The National D-Day Museum Foundation was founded in 1991 by noted historian and author, Dr. Stephen Ambrose from the University of New Orleans. Ambrose wrote the book, "D-Day" and many others as well as consulted on TV documentaries and films. The Museum opened it's doors on June 6, 2000 with the enormously talented director Steven Spielberg and Oscar-winning actor and star of "Saving Private Ryan" attending. This museum address all the amphibious invasions or D-Days of WWII and is a tribute to the more than 1 million Americans who took part.
It's New Orleans location is due not only to Dr. Ambrose's presence here but also because it was in New Orleans where the Higgins Boat, the landing craft used during the D-Day invasion, was manufactured. President Eisenhower credited the Higgins Boat with being responsible for the great success of the Allies.
Additions to the museum have taken place since its opening, but unfortunately during the hurricane disaster of August, 2005, the museum was vandalized and damaged. Let's hope that this fantastic museum is back on its feet again.

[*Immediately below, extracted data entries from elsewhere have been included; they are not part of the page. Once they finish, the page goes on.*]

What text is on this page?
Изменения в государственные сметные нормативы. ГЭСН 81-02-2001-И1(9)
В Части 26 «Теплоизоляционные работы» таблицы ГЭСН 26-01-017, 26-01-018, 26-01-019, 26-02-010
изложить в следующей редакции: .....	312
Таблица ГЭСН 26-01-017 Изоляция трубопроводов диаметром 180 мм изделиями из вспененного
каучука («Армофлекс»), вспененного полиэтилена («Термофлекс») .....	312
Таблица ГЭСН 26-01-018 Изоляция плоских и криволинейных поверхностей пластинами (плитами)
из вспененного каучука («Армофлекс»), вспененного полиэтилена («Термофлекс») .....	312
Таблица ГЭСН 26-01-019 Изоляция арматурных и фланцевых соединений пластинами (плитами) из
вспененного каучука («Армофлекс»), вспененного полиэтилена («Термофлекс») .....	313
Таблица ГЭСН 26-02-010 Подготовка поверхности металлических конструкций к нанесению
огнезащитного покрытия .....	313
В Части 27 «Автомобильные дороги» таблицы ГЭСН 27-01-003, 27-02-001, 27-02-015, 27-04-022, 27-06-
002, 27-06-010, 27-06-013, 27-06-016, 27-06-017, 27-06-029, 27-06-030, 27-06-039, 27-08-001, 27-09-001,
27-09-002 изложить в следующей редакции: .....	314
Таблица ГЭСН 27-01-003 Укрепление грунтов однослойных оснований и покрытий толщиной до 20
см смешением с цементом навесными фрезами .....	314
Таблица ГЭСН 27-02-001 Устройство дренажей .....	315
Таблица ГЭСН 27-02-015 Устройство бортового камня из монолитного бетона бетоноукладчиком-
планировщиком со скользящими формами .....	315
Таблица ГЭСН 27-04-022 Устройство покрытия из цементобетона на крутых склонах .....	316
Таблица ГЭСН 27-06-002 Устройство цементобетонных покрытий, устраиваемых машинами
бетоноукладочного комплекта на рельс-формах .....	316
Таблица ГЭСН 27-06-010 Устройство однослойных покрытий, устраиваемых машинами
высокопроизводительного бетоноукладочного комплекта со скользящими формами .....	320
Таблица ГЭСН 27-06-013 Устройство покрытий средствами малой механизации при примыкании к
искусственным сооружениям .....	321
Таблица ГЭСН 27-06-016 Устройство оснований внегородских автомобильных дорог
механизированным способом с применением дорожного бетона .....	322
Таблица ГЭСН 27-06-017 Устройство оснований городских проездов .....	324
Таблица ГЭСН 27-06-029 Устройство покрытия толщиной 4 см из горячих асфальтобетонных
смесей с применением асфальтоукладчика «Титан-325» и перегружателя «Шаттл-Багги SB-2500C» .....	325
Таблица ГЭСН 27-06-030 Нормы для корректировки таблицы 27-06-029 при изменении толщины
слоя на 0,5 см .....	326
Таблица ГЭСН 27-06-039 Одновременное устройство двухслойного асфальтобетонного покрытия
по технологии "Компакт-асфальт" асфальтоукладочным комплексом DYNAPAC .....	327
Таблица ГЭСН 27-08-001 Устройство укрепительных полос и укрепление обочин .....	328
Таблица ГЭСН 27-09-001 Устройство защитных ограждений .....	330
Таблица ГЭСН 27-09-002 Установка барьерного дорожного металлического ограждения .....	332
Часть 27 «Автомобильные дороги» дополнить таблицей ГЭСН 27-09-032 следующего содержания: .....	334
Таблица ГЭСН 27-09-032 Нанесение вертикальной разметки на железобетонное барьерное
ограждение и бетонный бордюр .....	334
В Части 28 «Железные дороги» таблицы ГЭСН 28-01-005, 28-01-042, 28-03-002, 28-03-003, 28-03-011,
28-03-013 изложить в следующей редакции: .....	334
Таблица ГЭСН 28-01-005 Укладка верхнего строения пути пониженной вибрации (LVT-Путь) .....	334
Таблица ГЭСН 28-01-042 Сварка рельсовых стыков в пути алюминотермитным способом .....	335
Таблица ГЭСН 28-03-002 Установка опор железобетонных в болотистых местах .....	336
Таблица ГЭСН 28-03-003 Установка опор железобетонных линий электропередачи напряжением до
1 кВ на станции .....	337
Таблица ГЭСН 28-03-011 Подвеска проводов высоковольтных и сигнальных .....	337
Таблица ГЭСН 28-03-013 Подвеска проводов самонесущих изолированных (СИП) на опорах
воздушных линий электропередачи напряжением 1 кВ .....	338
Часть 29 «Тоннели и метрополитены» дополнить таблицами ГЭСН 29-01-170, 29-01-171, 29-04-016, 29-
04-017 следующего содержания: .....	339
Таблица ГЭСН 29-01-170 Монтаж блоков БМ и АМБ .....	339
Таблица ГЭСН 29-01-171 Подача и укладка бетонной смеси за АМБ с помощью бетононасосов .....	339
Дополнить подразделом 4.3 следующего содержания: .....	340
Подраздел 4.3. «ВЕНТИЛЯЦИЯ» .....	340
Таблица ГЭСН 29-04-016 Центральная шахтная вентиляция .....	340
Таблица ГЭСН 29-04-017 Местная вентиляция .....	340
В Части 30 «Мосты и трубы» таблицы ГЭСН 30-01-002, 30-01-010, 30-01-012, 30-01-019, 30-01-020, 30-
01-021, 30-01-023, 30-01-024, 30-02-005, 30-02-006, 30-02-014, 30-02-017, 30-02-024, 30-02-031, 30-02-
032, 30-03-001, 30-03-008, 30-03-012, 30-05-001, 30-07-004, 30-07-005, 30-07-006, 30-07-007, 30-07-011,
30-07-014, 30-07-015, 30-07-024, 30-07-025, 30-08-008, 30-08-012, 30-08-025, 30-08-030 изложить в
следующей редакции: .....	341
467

The D-Day invasion was a small but pivotal moment in the greatest war the world has ever known. Many museums cover this war in its' entirety but this museum does an excellent job of focusing on one small aspect and STILL leaving the visitor thirsting for more knowledge. New Orleans seems an odd location for a museum on the D-Day museum at first, yet, the city actually played a major role. What role is that?? You will have to visit the museum to figure that out! Happy history hunting! (can you tell I'm a history teacher!?)